代議員月例アンケート(73)
生活保護問題について
対象者=京都府保険医協会代議員95人 回答数22(回答率23%)
調査期間=2013年4月26日〜5月7日
引き下げありきでなく根本的解決を
政府は生活保護の大幅な見直しに乗り出している。「生活扶助」とよばれる日常生活に必要な費用の給付水準を引き下げるなど3年間で740億円削減し、「医療扶助」については後発医薬品「原則化」や医療機関への指導強化等を打ち出している。マスコミの論調はいきすぎた抑制に懸念を示すものがある一方、一部の不正について取り上げ批判を強めるものもある。不正受給は全体の0・4%という水準といわれているが、住民による監視を定めた条例を施行する自治体(兵庫県小野市)まででてきている。こうした問題について代議員の意見をきいた。
基準引き下げに否定的意見が多数
生活扶助基準引き下げは、一般低所得世帯の消費支出よりも扶助基準が上回っていることを根拠にしている。本当は生活保護を受けてしかるべき人たちが受けられていない状態を放置し、そうした最も低い世帯を比較対象としたものであること。さらにデフレを根拠に持ち出してきた引き下げも、保護受給世帯の消費実態を正確に捉えていないと指摘されている。しかも基準引き下げの影響は、保険料減免、最低賃金、就学援助などさまざまな低所得者対策に連動するため、貧困の連鎖を進行させてしまう懸念がある。
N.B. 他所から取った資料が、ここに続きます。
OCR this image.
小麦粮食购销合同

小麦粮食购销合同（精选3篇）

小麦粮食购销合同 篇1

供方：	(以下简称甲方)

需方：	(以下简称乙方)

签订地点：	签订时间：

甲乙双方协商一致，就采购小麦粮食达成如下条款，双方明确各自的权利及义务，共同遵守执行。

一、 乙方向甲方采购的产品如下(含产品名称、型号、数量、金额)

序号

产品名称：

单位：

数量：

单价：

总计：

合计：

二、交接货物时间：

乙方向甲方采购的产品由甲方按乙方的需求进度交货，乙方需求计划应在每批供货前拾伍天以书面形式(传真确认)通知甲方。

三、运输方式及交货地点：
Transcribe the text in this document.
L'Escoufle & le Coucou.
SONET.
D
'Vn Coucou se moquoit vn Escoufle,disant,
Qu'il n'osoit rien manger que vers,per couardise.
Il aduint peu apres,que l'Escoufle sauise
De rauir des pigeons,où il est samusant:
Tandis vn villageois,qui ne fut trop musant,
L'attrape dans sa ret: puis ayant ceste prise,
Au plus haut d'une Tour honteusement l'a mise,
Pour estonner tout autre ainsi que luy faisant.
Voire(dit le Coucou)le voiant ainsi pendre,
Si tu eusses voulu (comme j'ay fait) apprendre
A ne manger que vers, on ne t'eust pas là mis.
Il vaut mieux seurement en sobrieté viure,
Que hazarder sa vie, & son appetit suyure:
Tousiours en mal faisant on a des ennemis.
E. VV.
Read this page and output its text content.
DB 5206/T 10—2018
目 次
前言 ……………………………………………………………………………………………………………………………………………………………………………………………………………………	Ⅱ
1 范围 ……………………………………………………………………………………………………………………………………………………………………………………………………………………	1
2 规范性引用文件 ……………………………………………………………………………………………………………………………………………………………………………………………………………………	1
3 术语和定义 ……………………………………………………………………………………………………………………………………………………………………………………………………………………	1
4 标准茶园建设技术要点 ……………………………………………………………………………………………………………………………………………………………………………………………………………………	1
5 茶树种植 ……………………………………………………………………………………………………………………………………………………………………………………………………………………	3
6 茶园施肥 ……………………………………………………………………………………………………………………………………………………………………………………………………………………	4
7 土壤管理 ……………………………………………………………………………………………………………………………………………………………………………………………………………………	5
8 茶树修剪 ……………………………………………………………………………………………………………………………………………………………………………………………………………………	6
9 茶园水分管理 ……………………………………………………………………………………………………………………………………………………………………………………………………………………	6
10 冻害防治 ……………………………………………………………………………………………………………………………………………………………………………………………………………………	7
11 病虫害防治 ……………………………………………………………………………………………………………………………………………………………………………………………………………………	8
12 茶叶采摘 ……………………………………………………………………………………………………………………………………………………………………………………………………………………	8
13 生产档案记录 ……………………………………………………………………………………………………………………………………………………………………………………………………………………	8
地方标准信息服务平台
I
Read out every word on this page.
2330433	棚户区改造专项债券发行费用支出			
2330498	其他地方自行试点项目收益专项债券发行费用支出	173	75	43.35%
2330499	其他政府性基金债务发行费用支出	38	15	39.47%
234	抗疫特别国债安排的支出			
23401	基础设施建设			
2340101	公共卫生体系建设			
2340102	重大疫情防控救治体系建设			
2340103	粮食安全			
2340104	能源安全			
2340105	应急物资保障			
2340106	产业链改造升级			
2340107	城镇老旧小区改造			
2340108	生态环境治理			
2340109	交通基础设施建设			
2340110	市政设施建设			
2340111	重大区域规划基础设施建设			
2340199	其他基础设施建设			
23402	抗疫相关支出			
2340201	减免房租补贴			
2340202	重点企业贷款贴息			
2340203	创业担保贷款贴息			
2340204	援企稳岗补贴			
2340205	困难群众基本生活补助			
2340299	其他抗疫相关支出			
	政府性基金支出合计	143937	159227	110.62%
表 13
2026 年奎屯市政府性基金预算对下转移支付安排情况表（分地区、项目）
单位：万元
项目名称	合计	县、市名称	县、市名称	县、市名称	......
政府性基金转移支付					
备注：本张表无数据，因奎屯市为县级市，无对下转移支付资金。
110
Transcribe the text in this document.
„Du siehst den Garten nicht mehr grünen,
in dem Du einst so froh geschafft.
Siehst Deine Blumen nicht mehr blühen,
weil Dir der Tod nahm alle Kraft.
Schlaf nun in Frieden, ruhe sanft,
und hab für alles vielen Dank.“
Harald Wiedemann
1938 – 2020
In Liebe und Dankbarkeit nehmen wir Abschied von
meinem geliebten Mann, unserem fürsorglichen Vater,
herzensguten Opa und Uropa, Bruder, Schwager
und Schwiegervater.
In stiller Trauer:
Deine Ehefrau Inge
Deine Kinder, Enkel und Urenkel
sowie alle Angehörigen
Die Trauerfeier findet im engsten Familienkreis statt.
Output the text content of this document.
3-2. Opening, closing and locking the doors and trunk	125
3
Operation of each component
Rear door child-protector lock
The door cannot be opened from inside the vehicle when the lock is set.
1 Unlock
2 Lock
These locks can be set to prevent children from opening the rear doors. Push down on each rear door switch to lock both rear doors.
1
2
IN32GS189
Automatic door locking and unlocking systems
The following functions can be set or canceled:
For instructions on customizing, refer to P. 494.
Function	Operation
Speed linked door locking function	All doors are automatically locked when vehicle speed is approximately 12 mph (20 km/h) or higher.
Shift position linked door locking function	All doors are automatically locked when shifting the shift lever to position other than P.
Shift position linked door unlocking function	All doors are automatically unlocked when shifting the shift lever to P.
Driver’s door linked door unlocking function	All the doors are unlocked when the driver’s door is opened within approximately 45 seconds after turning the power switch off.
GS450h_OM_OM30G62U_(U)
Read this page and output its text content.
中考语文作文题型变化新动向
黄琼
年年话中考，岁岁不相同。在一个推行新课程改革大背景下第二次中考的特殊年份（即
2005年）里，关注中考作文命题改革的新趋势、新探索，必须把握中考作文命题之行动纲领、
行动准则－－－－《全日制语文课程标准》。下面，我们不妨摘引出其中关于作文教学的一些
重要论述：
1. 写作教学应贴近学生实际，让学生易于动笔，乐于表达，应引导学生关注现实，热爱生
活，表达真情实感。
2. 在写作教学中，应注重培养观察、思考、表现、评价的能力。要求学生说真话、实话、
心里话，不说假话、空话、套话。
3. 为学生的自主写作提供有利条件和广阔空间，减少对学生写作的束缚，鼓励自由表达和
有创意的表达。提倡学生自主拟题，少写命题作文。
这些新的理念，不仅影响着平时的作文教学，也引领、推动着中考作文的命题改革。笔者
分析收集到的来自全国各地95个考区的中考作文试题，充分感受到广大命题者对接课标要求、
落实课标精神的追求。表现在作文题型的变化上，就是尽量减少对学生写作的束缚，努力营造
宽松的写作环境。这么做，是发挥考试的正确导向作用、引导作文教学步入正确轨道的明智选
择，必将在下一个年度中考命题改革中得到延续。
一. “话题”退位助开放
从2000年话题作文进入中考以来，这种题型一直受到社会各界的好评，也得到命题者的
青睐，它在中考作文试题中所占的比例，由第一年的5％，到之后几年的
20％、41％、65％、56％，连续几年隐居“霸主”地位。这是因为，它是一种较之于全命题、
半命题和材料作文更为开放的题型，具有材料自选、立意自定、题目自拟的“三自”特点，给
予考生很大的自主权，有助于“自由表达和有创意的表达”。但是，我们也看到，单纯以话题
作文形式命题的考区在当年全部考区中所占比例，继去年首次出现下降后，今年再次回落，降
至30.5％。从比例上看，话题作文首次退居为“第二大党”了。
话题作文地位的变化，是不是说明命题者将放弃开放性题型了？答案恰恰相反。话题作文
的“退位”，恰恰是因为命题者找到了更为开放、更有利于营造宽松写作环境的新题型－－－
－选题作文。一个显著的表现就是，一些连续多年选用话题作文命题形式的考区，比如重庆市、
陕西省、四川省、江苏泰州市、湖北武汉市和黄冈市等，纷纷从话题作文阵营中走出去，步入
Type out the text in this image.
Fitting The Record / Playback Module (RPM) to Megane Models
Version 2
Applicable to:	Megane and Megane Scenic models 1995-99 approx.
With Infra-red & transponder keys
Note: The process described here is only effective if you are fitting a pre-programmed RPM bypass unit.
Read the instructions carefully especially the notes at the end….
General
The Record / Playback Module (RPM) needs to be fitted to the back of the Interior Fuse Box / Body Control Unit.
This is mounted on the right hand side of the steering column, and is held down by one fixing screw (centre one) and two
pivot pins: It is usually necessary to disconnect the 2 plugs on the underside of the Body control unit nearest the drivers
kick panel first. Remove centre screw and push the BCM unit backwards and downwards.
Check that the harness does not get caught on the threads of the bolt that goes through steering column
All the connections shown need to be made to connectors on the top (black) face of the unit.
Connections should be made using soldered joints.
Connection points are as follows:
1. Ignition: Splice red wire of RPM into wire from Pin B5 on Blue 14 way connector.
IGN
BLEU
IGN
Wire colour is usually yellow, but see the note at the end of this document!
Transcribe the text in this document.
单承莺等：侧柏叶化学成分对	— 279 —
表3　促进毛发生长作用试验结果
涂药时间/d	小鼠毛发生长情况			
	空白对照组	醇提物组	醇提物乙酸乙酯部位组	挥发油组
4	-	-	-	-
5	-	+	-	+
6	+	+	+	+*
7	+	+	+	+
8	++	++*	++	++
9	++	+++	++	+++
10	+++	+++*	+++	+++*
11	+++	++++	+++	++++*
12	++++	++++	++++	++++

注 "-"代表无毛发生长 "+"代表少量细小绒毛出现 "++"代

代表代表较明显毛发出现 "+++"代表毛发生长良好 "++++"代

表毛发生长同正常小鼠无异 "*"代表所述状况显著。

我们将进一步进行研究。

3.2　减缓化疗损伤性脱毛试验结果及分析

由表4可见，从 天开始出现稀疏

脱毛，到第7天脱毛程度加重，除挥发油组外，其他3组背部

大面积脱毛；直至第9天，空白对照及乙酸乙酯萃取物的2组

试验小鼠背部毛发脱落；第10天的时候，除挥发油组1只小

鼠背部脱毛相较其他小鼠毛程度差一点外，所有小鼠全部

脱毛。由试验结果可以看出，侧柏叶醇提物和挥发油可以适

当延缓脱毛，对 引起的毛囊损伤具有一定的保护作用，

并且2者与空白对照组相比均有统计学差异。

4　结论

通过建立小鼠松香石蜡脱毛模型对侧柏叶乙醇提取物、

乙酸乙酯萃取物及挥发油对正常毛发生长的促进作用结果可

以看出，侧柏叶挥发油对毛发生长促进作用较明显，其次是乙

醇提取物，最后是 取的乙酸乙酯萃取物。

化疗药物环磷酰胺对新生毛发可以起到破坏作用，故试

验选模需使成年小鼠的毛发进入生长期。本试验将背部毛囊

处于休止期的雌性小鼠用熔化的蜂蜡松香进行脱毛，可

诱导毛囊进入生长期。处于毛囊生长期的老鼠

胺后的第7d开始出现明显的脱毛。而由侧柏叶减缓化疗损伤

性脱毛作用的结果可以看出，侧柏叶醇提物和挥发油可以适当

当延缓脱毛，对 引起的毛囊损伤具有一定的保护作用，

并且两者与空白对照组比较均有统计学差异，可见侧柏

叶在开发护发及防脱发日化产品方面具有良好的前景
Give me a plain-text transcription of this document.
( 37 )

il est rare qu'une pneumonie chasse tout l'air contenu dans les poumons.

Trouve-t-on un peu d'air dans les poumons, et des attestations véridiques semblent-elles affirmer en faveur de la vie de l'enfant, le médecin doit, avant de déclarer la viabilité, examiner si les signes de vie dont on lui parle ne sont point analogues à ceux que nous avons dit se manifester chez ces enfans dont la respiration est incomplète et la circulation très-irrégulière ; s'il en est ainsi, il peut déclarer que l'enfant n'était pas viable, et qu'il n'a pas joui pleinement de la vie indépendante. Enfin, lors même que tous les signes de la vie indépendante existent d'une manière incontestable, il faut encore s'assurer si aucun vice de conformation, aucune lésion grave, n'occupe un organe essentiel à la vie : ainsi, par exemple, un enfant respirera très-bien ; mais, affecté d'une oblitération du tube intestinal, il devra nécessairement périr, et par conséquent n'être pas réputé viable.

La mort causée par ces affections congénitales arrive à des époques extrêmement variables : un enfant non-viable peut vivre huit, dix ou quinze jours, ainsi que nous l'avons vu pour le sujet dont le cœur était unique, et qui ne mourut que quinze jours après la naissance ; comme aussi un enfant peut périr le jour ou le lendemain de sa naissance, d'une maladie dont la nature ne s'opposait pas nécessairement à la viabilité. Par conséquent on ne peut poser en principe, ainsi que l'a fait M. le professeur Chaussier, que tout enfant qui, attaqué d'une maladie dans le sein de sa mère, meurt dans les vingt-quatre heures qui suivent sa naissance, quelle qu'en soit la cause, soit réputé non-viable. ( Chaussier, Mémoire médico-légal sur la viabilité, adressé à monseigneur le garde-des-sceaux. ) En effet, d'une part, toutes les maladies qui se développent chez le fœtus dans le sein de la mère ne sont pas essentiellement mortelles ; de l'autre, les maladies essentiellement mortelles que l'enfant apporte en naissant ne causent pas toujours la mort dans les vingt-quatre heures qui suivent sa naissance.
こうした今回の基準引き下げについて複数回答できいたところ、(1)「引き下げありきでなく根本的解決策が必要」が50%、(2)「健康で文化的な最低限度の生活保障を脅かす引き下げはすべきでない」36%と引き下げに否定的意見が多いが、(3)「税金でみているのである程度我慢すべき」との意見も36%となった。
受給者を医療で区別することはない
「医療扶助」は、生活保護費の約半分を占めることから「適正化」の対象とされ、その中で生活保護受給者に対する後発医薬品使用が「原則化」された。
これについては、「原則化しようとしまいと受給者を医療で区別するようなことはしない」が60%、一方で「原則化は必要」という声も18%あった。「その他」の回答では「後発品のある種の薬剤は効果が不十分では?と疑わせるような事例があったので信頼性に欠ける」といった意見もあった。
人権を尊重した指導のあり方を望む
指定医療機関への指導強化が図られる中、京都市では生活保護の不正受給に対応して適正化推進担当を設置し、医療保険並みの個別指導を12年より始めている。
こうした指定医療機関への指導強化について複数回答できいたところ、「不正が疑われるなら厳しい指導も仕方ない」50%に対して「医療扶助費の抑制ありきで指導を強化するのはおかしい」が27%となり、「医師、患者の人権を踏みにじるような指導等が行われないよう望む」も50%となった。